After visiting the Turkey, cruise over to the “Art of Art Frahm “ area. (http://www.lileks.com/institute/frahm/index.html) This little-known artist of the ’50s developed a distinctive, illustrative style that one can immediately recognize. But it’s his subject matter that is most interesting. He specialized in pictures of women loosing their underwear in public places, always while carrying a grocery bag with celery prominently protruding. It’s not exactly pi- up, but it’s one of those low-key male fantasies of a beautiful woman publicly embarrassed. It makes great wallpaper for your computer. Unless you’re married, in which case you can risk using it at work.

There’s hours of mindless browsing here, but let’s take a quick look at the Fargo section. (http://www.lileks.com/fargo/indexx.html) Reputable people assure me Fargo exists, but I’ve never been, and chances are you haven’t either. This will give you enough of the town’s flavor to fake it if you ever need to, and if that event ever arises in your life, please drop a note. Fargo came into being as a transport point for the grain grown by the displaced Finns and Norwegians lost out on the Great Plains, people who missed the mountains but didn’t mind the cold. It was a bit of a boomtown and someplace important back in the early 20th century, and now is sort of a backwash of American culture, either ignored or ridiculed on Public Broadcasting. But that doesn’t mean the city didn’t have pride back then and pride now, and it IS a living place with people and business and little fuzzy kittens. Lileks grabs the heart of the place, relating what it meant to grow up there with a series of then and now photos and local history.

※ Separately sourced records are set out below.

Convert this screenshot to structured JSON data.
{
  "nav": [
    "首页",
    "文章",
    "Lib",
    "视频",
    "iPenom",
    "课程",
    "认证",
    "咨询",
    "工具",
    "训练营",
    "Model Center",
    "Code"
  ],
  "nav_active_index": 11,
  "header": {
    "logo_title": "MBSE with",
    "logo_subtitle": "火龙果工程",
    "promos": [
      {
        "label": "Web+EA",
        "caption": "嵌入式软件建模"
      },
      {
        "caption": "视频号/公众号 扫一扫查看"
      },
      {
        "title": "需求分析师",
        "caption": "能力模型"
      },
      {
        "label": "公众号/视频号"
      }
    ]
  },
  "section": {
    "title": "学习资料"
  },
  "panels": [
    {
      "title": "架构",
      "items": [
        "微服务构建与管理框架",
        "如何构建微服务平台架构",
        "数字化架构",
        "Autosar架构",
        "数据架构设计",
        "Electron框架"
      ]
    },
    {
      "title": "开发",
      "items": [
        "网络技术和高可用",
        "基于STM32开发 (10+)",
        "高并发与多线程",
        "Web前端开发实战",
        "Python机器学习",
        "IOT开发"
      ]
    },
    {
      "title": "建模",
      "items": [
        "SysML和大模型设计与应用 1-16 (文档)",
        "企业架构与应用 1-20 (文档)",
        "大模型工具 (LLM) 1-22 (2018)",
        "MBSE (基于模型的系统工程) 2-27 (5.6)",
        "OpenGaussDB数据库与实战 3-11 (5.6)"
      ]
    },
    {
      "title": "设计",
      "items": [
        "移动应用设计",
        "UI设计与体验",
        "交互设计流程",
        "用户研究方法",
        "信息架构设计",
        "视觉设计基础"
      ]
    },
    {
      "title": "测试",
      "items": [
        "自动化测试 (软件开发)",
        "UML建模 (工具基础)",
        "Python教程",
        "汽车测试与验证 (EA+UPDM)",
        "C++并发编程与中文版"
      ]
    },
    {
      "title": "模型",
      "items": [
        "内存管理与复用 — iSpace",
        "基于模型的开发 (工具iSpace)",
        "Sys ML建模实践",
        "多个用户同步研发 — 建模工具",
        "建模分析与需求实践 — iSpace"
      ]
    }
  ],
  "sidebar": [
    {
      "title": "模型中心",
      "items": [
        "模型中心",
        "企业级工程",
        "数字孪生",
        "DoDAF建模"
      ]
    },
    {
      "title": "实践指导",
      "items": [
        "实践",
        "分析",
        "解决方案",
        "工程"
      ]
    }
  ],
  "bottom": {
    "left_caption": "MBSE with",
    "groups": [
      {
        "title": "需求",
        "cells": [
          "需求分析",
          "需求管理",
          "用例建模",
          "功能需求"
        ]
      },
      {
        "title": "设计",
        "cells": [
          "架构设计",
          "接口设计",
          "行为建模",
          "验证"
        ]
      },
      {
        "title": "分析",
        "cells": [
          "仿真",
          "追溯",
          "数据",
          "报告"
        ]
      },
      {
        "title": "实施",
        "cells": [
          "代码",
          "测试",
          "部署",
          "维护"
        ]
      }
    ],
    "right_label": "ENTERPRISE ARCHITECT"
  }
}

It’s the same nostalgia we all have for our childhood cities; it’s just that Fargo always gets an undeserved snigger.

There’s tons more – pictures of Elvis hugging Liberace, old hotel photos, cast-off corporate mascots, vignettes from old stock certificates that will make you go hubba-hubba, all minor bits of our culture that take on a certain significance when you see them stripped of their original context. This guy is one of the most sardonically funny writers around, and he has some of the best graphics going. Visit early and visit often.